At each meal, a pile of books appeared next to my plate and my grandmother read to me patiently one story after another while I took my sweet time chewing every tiny spoonful. I was fed the standard literary fare which educated Eastern Europeans used to read to their children: Hans Christian Andersen’s fairy tales, the tales of the Brothers Grimm and E. T. A. Hoffmann. While I was listening to my grandmother’s voice and slowly chewing whatever was on my plate, I was pondering important questions: Why did the witch in Hansel and Gretel feed the brother and sister cookies and candy instead of okra, spinach and beans, which my parents presented to me as super food? If she was fattening the children to eventually cook them for her own meal, wouldn’t she want to feed them the good stuff?

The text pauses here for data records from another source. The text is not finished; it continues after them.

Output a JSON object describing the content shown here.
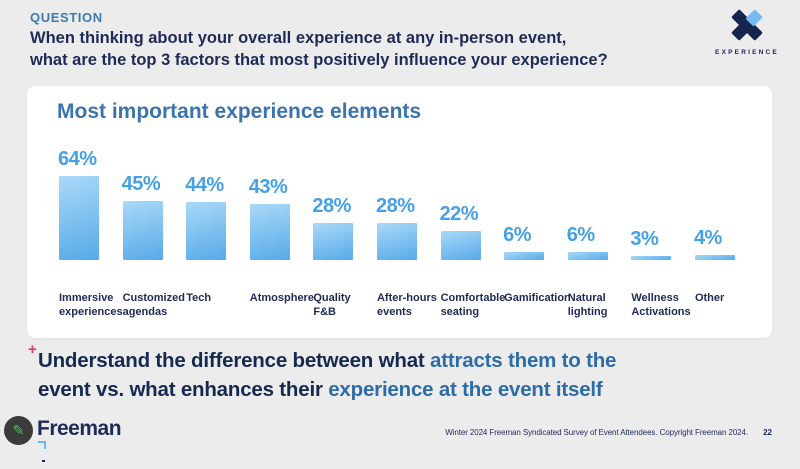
{
  "header": {
    "eyebrow": "QUESTION",
    "question_line1": "When thinking about your overall experience at any in-person event,",
    "question_line2": "what are the top 3 factors that most positively influence your experience?",
    "logo": {
      "label": "EXPERIENCE",
      "x_dark": "#16254e",
      "x_accent": "#74baf3"
    }
  },
  "chart_data": {
    "type": "bar",
    "title": "Most important experience elements",
    "categories": [
      [
        "Immersive",
        "experiences"
      ],
      [
        "Customized",
        "agendas"
      ],
      [
        "Tech"
      ],
      [
        "Atmosphere"
      ],
      [
        "Quality",
        "F&B"
      ],
      [
        "After-hours",
        "events"
      ],
      [
        "Comfortable",
        "seating"
      ],
      [
        "Gamification"
      ],
      [
        "Natural",
        "lighting"
      ],
      [
        "Wellness",
        "Activations"
      ],
      [
        "Other"
      ]
    ],
    "values": [
      64,
      45,
      44,
      43,
      28,
      28,
      22,
      6,
      6,
      3,
      4
    ],
    "value_suffix": "%",
    "value_label_color": "#46a0e6",
    "bar_gradient_top": "#a9d9f8",
    "bar_gradient_bottom": "#57aae8",
    "ylim": [
      0,
      70
    ],
    "grid": false,
    "legend": false,
    "xlabel": "",
    "ylabel": ""
  },
  "insight": {
    "marker": "+",
    "lines": [
      {
        "segments": [
          {
            "text": "Understand the difference between what ",
            "style": "dark"
          },
          {
            "text": "attracts them to the",
            "style": "accent"
          }
        ]
      },
      {
        "segments": [
          {
            "text": "event vs. what enhances their ",
            "style": "dark"
          },
          {
            "text": "experience at the event itself",
            "style": "accent"
          }
        ]
      }
    ]
  },
  "footer": {
    "brand": "Freeman",
    "pencil_icon": "✎",
    "note": "Winter 2024 Freeman Syndicated Survey of Event Attendees. Copyright Freeman 2024.",
    "page_number": "22"
  }
}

I learned from an early age that food and stories go together and that when I couldn’t find enjoyment in one, I could delight in the other. Now, beans, lentils and the rest of the fare I frowned at as a child are comfort food for me. (I still draw the line at nettle though!) Garlic is for me a must have ingredient in pretty much every savory dish I cook. For the longest time, I used to have a scar on the back of my right hand, which covered the area between the lower part of my thumb and the beginning of my wrist. I was told that once when my grandmother was frying potatoes and not looking, I had reached into the pan with sizzling oil to grab a potato. I have no memory of the pain and the scar is now gone. However, I am grateful that my body kept a physical trace of the long hours I spent with my grandmother in her kitchen.